The doorbell rang. Sofia looked martyred. “I’ll get it.”

She did not want to get it. Getting it meant she might have to speak to whoever was behind the door, and if she spoke to them, they might judge her clothing or hair or face or skills and find any of these things wanting.

“Oh, stop,” I said. “Seriously. I’ll get it.”

Only it was a celebrity at the door. Before my brother died, he used to say that things came in threes. Three celebrities in one day. Not bad, even for the greater Los Angeles area. This one was a petite woman with a heavy brunette fringe half covering her sleepy green eyes. She was beautiful in a casual, vintage way that looked so effortless that it must have taken a long time to achieve. She was not a woman. She was a picture of a woman. It took me a moment to place her, because she was one of those third-tier celebrities who got featured in interior tabloid pages and on slow-news days on gossip blogs. Her name was something strange, I remembered. It was — “Hi, I’m Baby North,” she said. “Are you Isabel?”

She clearly thought I would be shocked into something by hearing my name, but I made it a point of pride to not be shocked by anything. Especially after my sense of surprise had pretty much been broken by the appearance of Cole St. Clair earlier in the day. I could feel Sofia behind me, though, and I could just tell that her mouth was ever so slightly open.

“Sofia,” I said, stepping out onto the too-bright front stair, “would you go check the oven? I think I left it on.”

There was a pause, and then Sofia vanished. She was not stupid.

“What’s this about?” I asked. I didn’t realize it wasn’t polite until it came out of my mouth.
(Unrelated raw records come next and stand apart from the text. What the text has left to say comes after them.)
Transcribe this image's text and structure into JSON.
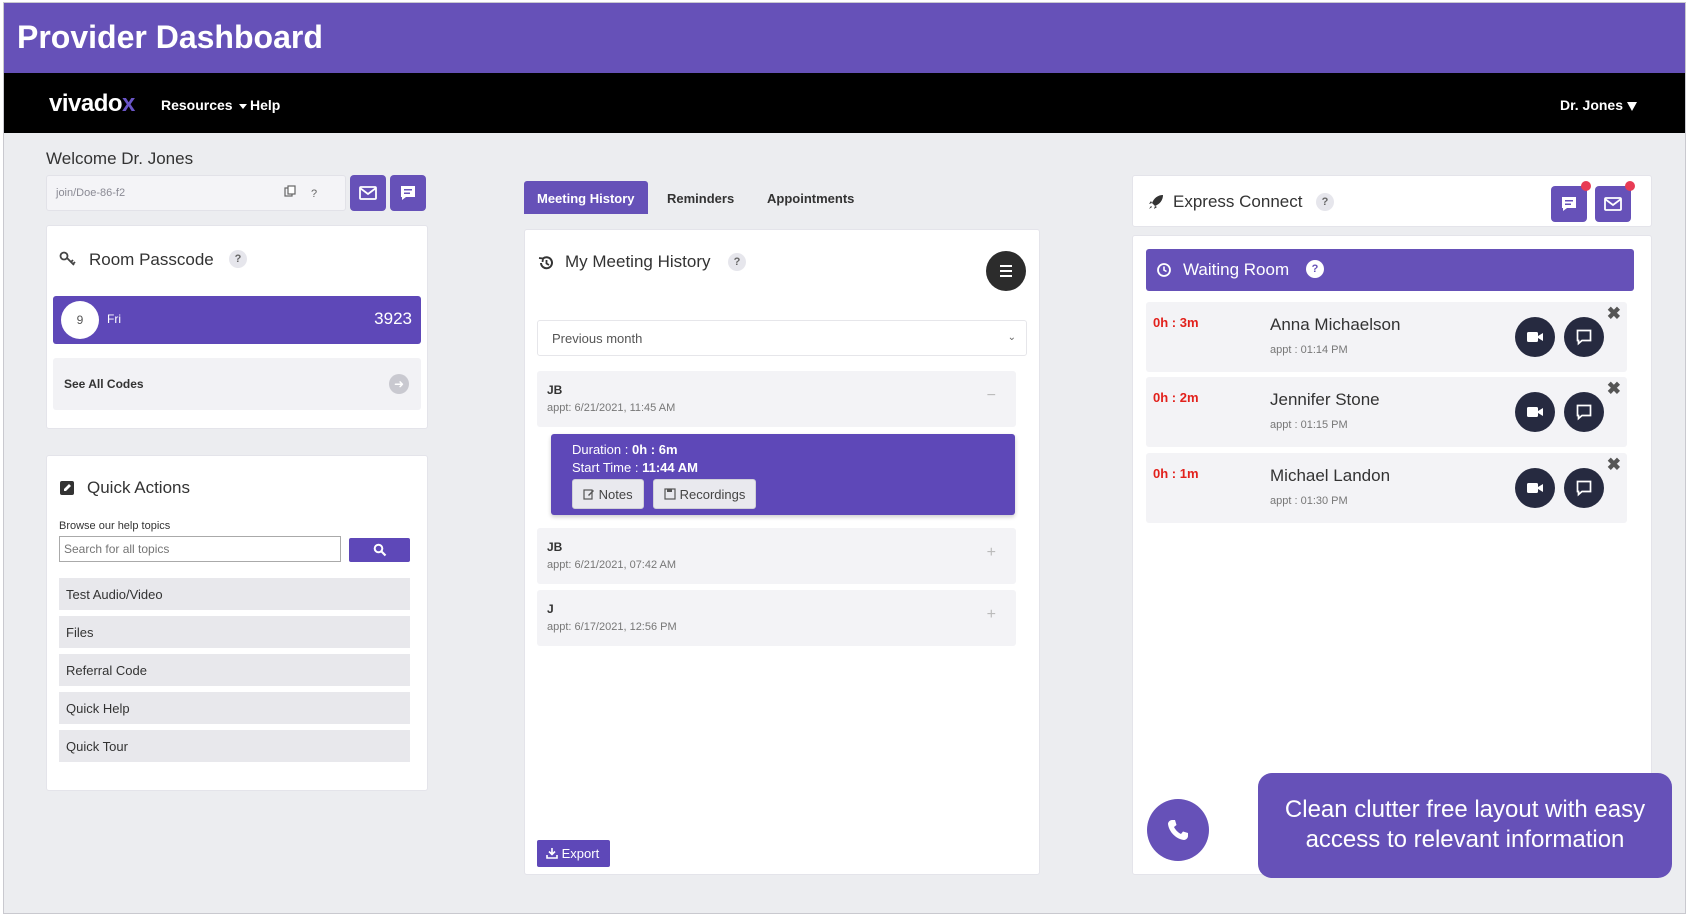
{
  "banner": {
    "title": "Provider Dashboard"
  },
  "navbar": {
    "brand_main": "vivado",
    "brand_x": "x",
    "menu": [
      {
        "label": "Resources"
      },
      {
        "label": "Help"
      }
    ],
    "user_label": "Dr. Jones"
  },
  "left": {
    "welcome": "Welcome Dr. Jones",
    "room_link": "join/Doe-86-f2",
    "room_passcode": {
      "title": "Room Passcode",
      "day_number": "9",
      "day_name": "Fri",
      "code": "3923",
      "see_all": "See All Codes"
    },
    "quick_actions": {
      "title": "Quick Actions",
      "subtitle": "Browse our help topics",
      "search_placeholder": "Search for all topics",
      "items": [
        {
          "label": "Test Audio/Video"
        },
        {
          "label": "Files"
        },
        {
          "label": "Referral Code"
        },
        {
          "label": "Quick Help"
        },
        {
          "label": "Quick Tour"
        }
      ]
    }
  },
  "center": {
    "tabs": [
      {
        "label": "Meeting History",
        "active": true
      },
      {
        "label": "Reminders"
      },
      {
        "label": "Appointments"
      }
    ],
    "history": {
      "title": "My Meeting History",
      "period": "Previous month",
      "meetings": [
        {
          "initials": "JB",
          "appt": "appt: 6/21/2021, 11:45 AM",
          "expanded": true
        },
        {
          "initials": "JB",
          "appt": "appt: 6/21/2021, 07:42 AM"
        },
        {
          "initials": "J",
          "appt": "appt: 6/17/2021, 12:56 PM"
        }
      ],
      "detail": {
        "duration_label": "Duration : ",
        "duration_value": "0h : 6m",
        "start_label": "Start Time : ",
        "start_value": "11:44 AM",
        "notes_label": "Notes",
        "recordings_label": "Recordings"
      },
      "export_label": "Export"
    }
  },
  "right": {
    "express_connect": {
      "title": "Express Connect"
    },
    "waiting_room": {
      "title": "Waiting Room",
      "patients": [
        {
          "wait": "0h : 3m",
          "name": "Anna Michaelson",
          "appt": "appt : 01:14 PM"
        },
        {
          "wait": "0h : 2m",
          "name": "Jennifer Stone",
          "appt": "appt : 01:15 PM"
        },
        {
          "wait": "0h : 1m",
          "name": "Michael Landon",
          "appt": "appt : 01:30 PM"
        }
      ]
    },
    "callout": "Clean clutter free layout with easy access to relevant information"
  },
  "colors": {
    "accent": "#6651b8",
    "wait_time": "#e2211c",
    "navbar": "#000000"
  }
}
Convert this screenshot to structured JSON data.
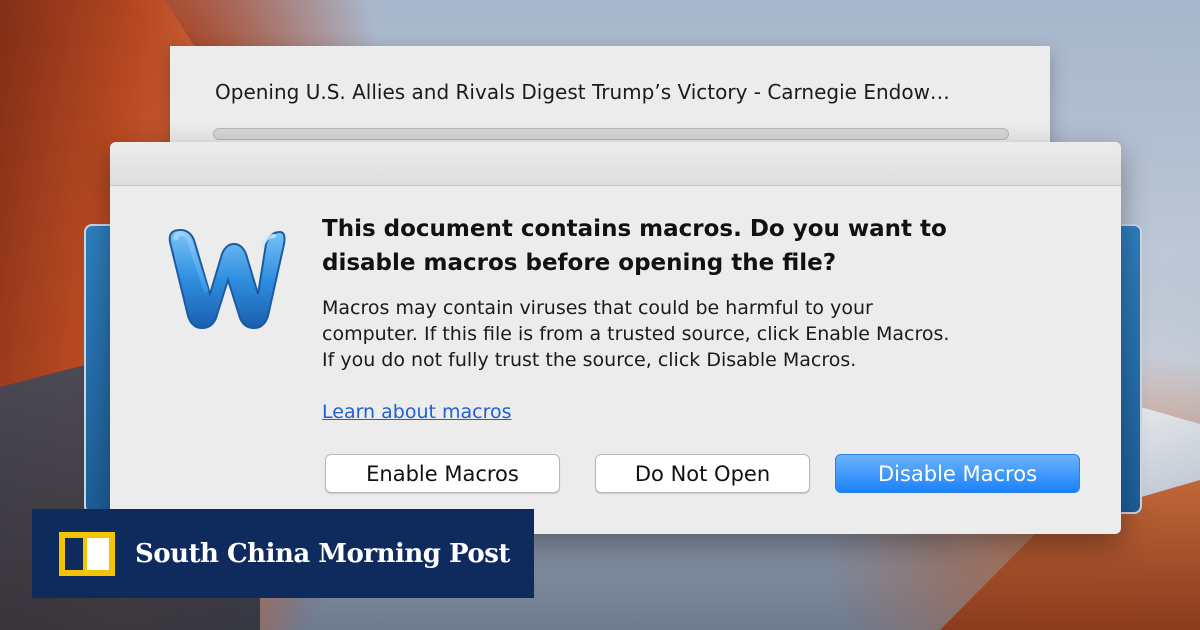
{
  "progress_sheet": {
    "title": "Opening U.S. Allies and Rivals Digest Trump’s Victory - Carnegie Endow…",
    "progress": 0
  },
  "dialog": {
    "heading_line1": "This document contains macros. Do you want to",
    "heading_line2": "disable macros before opening the file?",
    "body_line1": "Macros may contain viruses that could be harmful to your",
    "body_line2": "computer.  If this file is from a trusted source, click Enable Macros.",
    "body_line3": "If you do not fully trust the source, click Disable Macros.",
    "link_label": "Learn about macros",
    "buttons": {
      "enable": "Enable Macros",
      "do_not_open": "Do Not Open",
      "disable": "Disable Macros"
    },
    "app_icon": "microsoft-word-icon"
  },
  "branding": {
    "name": "South China Morning Post",
    "logo_icon": "scmp-logo-icon",
    "color": "#0f2a5c",
    "mark_color": "#f5c400"
  },
  "colors": {
    "primary_button": "#1a82fb",
    "link": "#1f5fd6"
  }
}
“An opportunity. If you’d give me a moment, I can introduce myself, tell you who I am, what I do —”

“I know who you are,” I said. She was a very pretty vulture who reanimated corpses for web TV, but I didn’t add that part, since I figured she already knew. I had an uncomfortable feeling inside me, a sense of why she was here, and some part of me knew I wasn’t going to like it.

“Good!” she said, and she smiled hugely. I didn’t trust that smile, because it was so great. It was wide and dimpled and symmetrical, a pinup girl from the past. “Can I come in?”

I surveyed her. She surveyed me. Her car sat on the curb behind my SUV. It was very chrome-y.

“No,” I said.

Her mouth changed and became something much more real. “Well, okay.”

Now manners were starting to catch up, so I added, with as much icy congeniality as I could manage, “It’s not my house. I wouldn’t want to compromise their privacy. And like I said, I know who you are.”

“Clever,” Baby said, like she really thought so. “Well, I’ll make this quick, then: Are you dating Cole St. Clair?”

I tried to keep my face blank, but surprise robbed me of my secrecy. I knew my expression had given me away for half a second.

“I don’t think dating is a word I would use,” I said.

“Right,” she replied. “I’d like to ask you if you’d like to be on a show with him. Cool, right? It wouldn’t take a lot of your time, and it can open up a lot of opportunities. ’Specially for a beautiful girl like you.”

The uncomfortable feeling inside me grew and solidified. I held the doorknob. “What sort of show?”

“We’re just doing a quick little show following him and his band around while they record their next album.”